Zack Greinke Chose The Diamondbacks Over Re-Signing With The Dodgers, But The World Isn’t Over
Zack Greinke Chose The Diamondbacks Over Re-signing With The Dodgers, But The World Isn’t Over
Kyle Terada-USA TODAY Sports

The Los Angeles Dodgers failing to re-signing Zack Greinke is unfortunate.

Over the past three seasons Greinke established himself as one of the greatest pitchers in the history of one of the league’s most storied franchises.

Over 94 starts, he allowed just 154 earned runs and posted a WHIP of just over one, to go with a 51-15.

Despite all of this, however, the Dodgers front office decided that paying Greinke $34.42 million per year through his age-37 season was a bit too rich for them.
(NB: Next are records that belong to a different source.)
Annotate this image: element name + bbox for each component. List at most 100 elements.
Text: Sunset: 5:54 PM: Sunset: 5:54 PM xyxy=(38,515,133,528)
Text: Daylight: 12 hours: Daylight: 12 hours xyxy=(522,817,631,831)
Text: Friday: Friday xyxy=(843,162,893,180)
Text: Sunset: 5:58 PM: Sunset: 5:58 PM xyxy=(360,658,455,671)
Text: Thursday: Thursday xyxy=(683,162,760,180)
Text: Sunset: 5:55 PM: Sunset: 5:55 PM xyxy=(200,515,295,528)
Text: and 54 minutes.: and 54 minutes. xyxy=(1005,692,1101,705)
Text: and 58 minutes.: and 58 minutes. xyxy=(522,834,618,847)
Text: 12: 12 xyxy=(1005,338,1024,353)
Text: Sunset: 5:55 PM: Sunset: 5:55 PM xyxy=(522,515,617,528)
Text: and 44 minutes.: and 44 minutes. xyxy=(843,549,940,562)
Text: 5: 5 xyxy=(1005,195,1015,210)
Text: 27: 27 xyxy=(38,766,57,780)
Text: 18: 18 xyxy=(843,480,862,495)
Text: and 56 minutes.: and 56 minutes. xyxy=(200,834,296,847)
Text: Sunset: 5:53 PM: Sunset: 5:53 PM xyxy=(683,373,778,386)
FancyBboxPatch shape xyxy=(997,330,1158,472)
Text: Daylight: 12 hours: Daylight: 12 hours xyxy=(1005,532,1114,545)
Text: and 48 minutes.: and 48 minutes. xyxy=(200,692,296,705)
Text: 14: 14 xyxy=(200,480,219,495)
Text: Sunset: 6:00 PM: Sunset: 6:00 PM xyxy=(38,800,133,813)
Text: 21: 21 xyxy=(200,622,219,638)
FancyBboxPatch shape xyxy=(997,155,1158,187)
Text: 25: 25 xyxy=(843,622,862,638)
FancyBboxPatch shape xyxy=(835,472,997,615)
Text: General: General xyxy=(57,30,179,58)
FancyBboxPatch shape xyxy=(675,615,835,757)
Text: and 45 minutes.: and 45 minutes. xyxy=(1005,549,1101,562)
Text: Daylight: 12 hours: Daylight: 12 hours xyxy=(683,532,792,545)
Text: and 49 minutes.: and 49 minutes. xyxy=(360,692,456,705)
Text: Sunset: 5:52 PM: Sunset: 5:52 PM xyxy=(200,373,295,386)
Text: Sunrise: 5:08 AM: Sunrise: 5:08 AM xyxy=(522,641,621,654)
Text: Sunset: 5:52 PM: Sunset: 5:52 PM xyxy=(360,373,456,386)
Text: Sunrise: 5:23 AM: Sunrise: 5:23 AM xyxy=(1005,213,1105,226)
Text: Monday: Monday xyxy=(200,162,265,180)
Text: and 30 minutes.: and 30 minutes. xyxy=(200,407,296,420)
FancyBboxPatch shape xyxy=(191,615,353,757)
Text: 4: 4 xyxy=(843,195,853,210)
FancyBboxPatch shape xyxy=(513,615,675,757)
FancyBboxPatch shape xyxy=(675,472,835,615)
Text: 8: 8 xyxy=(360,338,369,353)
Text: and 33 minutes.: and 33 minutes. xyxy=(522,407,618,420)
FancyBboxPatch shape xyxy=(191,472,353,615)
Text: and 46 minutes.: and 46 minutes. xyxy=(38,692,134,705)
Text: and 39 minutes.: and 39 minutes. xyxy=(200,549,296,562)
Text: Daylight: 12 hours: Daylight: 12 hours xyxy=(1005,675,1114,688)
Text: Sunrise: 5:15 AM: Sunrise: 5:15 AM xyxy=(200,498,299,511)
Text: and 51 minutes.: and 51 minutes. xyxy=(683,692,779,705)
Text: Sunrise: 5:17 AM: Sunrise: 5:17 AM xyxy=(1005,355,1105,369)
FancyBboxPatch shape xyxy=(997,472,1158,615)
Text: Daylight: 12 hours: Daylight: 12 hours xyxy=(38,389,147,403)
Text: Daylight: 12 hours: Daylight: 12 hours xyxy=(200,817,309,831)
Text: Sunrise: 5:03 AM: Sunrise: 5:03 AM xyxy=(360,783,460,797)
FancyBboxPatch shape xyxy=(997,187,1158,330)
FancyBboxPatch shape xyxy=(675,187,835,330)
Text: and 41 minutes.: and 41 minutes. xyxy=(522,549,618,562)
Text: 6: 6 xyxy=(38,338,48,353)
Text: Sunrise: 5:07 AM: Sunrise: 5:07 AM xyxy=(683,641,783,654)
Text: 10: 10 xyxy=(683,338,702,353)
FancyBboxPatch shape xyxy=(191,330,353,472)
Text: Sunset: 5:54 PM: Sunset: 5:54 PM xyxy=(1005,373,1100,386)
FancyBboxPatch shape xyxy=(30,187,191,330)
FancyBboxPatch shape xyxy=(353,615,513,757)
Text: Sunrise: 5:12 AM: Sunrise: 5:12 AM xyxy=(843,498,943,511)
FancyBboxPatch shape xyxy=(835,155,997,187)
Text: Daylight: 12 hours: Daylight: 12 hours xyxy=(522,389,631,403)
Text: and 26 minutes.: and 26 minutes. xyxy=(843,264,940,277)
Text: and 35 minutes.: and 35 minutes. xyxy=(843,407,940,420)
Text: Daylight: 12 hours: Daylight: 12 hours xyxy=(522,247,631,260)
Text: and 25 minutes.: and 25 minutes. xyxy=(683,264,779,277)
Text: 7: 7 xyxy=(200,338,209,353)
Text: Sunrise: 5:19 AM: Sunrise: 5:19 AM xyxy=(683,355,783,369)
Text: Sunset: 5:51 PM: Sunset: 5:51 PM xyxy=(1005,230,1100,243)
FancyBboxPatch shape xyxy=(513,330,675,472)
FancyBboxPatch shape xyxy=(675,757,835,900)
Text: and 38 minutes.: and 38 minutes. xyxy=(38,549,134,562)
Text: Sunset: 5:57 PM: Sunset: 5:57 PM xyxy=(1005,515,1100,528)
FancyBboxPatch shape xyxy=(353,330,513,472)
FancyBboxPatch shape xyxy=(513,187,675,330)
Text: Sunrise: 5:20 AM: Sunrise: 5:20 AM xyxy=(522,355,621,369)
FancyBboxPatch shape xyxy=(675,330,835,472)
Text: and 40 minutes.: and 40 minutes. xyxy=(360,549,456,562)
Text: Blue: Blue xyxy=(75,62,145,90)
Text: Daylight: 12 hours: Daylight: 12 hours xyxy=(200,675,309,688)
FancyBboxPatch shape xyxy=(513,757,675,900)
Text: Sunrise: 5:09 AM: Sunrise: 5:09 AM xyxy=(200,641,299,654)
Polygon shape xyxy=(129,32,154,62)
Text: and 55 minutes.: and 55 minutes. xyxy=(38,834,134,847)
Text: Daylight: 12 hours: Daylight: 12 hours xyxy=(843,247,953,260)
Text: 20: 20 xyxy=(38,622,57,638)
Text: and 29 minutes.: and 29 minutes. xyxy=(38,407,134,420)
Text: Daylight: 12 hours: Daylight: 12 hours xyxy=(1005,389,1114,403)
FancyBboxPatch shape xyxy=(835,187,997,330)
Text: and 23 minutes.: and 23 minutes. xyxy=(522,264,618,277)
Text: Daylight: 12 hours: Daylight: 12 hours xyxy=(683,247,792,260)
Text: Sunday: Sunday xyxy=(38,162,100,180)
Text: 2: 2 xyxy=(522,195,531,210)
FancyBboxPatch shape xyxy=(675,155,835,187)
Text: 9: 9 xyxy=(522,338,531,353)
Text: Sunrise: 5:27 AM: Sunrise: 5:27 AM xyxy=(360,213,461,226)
And, well, if you asked Dodgers’ Twitter, the response from fans haven’t been favorable. Quite honestly, I can see why.

The Dodgers have the league’s largest payroll, they have an $8.35 billion television rights deal, they haven’t won a championship in 27 years and the desire to win has never been higher.

If there has ever been a “right time” to pay one of the league’s top-five pitchers, wouldn’t it be now? It’s a fair question, really, but it’s not the question I’m setting out to answer here.

Greinke is bound for Arizona (his deal is pending a physical) and the Dodgers have to move forward somehow, some way. If you ask me, I don’t think it’s going to be that difficult.

For starters, the Dodgers still have the best pitcher in the world. It’s one thing to lose Greinke if he’s your No. 1 starter, and it’s another to lose Greinke and still have Clayton Kershaw.

Secondly, the Dodgers’ rotation isn’t exactly in shambles. Any group featuring Kershaw is formidable, but the presence of Brett Anderson and Alex Wood are fine pieces.

As are healthy versions of Brandon McCarthy and Hyun-Jin Ryu once they return from their respective injuries.

(Note: we’re only 30 days removed from the Kansas City Royals winning the World Series with Edinson Volquez, Chris Young and Yordano Ventura making up 75-percent of their rotation).

All of this is without mentioning the future — Julio Urias and Jose De Leon, the No. 4 and No. 23 prospects in baseball according to Many expect both young starters to contribute by 2017 at the latest.

Beyond the pitching, let’s remember it’s not like losing Greinke means the Dodgers forfeit the opportunity to spend money altogether.

Say they take their checkbook and sign Johnny Cueto and Ryan Madson — still adding an elite starter (granted not as good as Greinke) and reinforcing the bullpen.

Is the reaction different? Or what if they go after the hottest bat on the market in Jason Heyward — the 26-year-old outfielder who is a sabermetric darling?

This doesn’t include potential complex trades that are surely running through Dodgers president of baseball operations Andrew Friedman’s mind that would land Shelby Miller or Aroldis Chapman, or whoever the next big name is to be mentioned in trade rumors.

My point is that it’s Dec. 5, 2015, and to those who want to behave as if the season has already ended: deeeeep breaths.

At this point last year the Dodgers still had Dee Gordon and Matt Kemp, meaning they had yet to add Brett Anderson, Yasmani Grandal, Chris Hatcher, Kiké Hernandez and Howie Kendrick, among others.

The offseason is young, and we need to remember the Dodgers organization has shown itself to be one of the most active, innovative and unpredictable groups in professional sports.

Zack Greinke is gone, but the world isn’t over. Breathe deeply Dodger Land, everything is going to be okay.